Requiring vaccines or regular testing “could significantly diminish the labor pool, particularly in some geographic areas and amongst some demographics in which vaccine hesitancy is widespread,” the National Retail Federation wrote to OSHA last month. “NRF members, like employers across the economy, are already struggling to find workers.”

This is a fair statement for them to make, assuming their analysis is correct -- and I'm guessing it is since crunching these kinds of numbers is the only reason lobbying groups exist -- but you're the one who is willfully deluding yourself, not only about the criticism itself but the fundamental nature of the lobbying industry.


@26 you prove my point.
Covid does melt organs( so to speak), and you're siding with people who think masks (etc.) are the Holocaust.

Yep. Your brain is melted.


@31 "logic drives me nuts"

Welp, there it is.


If you're concerned about the carbon and other emission gasses released by air travel you could take the high-speed train to ... oh, wait, third world US ... um, you could buy carbon offsets that are 99% fiction in China ... oh ok, look, just take the money they recommended for carbon offsets and buy literal solar panels and wind turbines through your local utility. That one actually works. And it reduces your electric bill, follows you around when you move (mobile solar panels!), and is a very good thing to do.

There. Now you can drink from your bloe-green algae water ball like the 2016 Olympics did!


@21 -- You are full of shit. You refuse to look at the studies. You make up bullshit assumptions about them, jumping to your own stupid conclusions. When people call you on the studies, you are suddenly silent, and never respond. Then, on another thread, you are at it again.

Here are some examples: Or how about this from the CDC (

... data show fully vaccinated persons are less likely than unvaccinated persons to acquire SARS-CoV-2 ... In addition, as shown below, a growing body of evidence suggests that COVID-19 vaccines also reduce asymptomatic infection and transmission.
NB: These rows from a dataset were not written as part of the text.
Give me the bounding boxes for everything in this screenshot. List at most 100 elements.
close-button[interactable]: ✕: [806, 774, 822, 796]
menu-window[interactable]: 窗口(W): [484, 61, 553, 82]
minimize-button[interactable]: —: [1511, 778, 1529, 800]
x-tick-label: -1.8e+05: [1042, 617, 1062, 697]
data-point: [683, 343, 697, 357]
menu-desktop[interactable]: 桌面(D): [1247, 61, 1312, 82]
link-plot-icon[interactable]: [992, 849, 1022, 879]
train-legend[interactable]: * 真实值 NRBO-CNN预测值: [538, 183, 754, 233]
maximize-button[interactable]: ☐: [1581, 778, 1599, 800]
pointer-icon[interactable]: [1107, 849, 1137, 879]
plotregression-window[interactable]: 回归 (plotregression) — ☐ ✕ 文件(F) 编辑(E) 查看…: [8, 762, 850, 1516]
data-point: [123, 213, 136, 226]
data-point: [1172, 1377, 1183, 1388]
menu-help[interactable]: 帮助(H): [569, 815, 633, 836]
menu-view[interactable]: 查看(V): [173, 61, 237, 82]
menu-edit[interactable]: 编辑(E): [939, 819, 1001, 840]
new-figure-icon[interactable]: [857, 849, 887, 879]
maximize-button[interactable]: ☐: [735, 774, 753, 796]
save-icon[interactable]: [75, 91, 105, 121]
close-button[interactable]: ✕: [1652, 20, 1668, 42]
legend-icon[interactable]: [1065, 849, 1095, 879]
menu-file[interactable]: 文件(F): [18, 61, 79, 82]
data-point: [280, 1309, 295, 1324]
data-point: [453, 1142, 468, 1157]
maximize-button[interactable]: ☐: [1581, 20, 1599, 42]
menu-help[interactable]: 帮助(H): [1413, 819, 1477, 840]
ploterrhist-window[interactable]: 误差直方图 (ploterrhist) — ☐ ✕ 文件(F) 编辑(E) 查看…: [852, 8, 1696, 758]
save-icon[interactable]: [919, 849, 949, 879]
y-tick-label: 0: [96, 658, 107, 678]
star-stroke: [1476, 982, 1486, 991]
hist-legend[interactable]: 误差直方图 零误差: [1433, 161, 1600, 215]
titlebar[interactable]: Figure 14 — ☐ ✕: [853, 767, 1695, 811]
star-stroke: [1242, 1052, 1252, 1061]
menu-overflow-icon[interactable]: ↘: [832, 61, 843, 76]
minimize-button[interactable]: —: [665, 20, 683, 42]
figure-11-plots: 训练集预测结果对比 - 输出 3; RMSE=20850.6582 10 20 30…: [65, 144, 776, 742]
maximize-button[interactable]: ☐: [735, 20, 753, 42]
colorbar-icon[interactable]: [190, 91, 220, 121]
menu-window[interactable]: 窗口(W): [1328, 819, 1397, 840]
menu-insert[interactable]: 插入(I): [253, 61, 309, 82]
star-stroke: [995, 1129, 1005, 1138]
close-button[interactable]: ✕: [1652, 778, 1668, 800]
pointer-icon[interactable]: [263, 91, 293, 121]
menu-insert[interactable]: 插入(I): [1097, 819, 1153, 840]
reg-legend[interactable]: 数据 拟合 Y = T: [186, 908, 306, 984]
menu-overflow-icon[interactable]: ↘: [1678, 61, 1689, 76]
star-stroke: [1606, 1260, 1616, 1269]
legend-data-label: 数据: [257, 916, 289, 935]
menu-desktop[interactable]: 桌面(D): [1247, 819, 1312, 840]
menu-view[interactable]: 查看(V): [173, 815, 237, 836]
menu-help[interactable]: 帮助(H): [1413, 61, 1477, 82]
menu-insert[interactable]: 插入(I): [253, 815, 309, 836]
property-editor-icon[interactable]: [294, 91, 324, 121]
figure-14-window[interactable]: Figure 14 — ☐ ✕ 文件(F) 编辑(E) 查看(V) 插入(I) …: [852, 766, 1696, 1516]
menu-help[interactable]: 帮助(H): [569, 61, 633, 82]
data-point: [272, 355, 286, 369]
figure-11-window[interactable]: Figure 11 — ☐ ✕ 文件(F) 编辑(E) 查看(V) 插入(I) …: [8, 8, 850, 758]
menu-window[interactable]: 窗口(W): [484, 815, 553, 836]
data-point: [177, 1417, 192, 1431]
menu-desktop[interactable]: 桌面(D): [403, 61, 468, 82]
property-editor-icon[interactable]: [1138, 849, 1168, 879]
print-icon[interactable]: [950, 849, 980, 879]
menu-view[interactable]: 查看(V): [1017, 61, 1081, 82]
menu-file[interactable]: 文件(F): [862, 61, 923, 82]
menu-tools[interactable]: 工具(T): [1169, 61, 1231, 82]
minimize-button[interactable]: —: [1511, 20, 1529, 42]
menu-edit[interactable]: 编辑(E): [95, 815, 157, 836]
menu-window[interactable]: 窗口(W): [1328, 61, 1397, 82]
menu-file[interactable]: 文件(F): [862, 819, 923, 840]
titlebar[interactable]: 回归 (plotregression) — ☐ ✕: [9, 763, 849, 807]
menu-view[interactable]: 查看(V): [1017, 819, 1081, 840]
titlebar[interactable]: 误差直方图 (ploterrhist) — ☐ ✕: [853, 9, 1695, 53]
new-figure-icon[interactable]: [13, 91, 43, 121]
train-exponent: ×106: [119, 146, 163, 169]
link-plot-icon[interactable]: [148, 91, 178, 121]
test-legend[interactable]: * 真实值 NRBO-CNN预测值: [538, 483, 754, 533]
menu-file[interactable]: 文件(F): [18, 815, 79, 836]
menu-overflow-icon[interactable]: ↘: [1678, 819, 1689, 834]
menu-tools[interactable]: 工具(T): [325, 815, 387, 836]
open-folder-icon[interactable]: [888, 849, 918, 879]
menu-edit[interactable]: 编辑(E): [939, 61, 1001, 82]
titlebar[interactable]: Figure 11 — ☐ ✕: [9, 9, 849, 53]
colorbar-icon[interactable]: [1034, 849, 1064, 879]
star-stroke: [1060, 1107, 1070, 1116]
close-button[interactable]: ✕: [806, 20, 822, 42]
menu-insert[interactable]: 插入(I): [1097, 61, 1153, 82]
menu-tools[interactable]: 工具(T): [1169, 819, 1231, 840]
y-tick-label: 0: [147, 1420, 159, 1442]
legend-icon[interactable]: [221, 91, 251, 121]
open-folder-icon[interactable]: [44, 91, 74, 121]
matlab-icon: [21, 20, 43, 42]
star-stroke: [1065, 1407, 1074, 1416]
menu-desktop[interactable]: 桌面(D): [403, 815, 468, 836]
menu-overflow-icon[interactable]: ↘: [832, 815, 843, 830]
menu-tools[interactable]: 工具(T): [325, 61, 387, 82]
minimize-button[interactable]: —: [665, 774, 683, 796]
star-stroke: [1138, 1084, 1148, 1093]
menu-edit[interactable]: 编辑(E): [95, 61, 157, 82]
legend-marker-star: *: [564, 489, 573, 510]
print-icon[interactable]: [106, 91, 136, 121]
Got it? Unless you are a scientist, and want to refute the studies, you should probably just shut the fuck up. Your assumptions about the studies are juvenile, as are your conclusions.


Fake news
and fax2 disappear
like an Ill Wind almost


Although one could say that's it's educational in a way how blip, Ross, and others corrected the COVID-19 misstatements of the recently booted, it was getting tiresome.


Anyone gonna take on @38?
Hanging curveball right there...


No curve intended. The rehashing was aggravating.


Hey, someone finally exterminated the plague rat! Fantastic! Between the constant posts from that idiot and the "Dr Nelson Salim" spam, I was beginning to think there was no moderation in the comments anymore. Thank you, Stranger mods!

@30: "Brings to mind that joke about America spending $10 Mil on a pen that writes in zero gravity & the Russians just buying $0.04 pencils."

It's only a joke to those that have zero knowledge of history of the space race. Those 4c pencils the Russians used put microparticles of graphite into the air, which are bad for a) the breathing of astronauts/cosmonauts, and more importantly b) the sensitive instruments and wiring in the oxygen-rich environment, where they could lead to electrical fires in the single worst scenario for fires.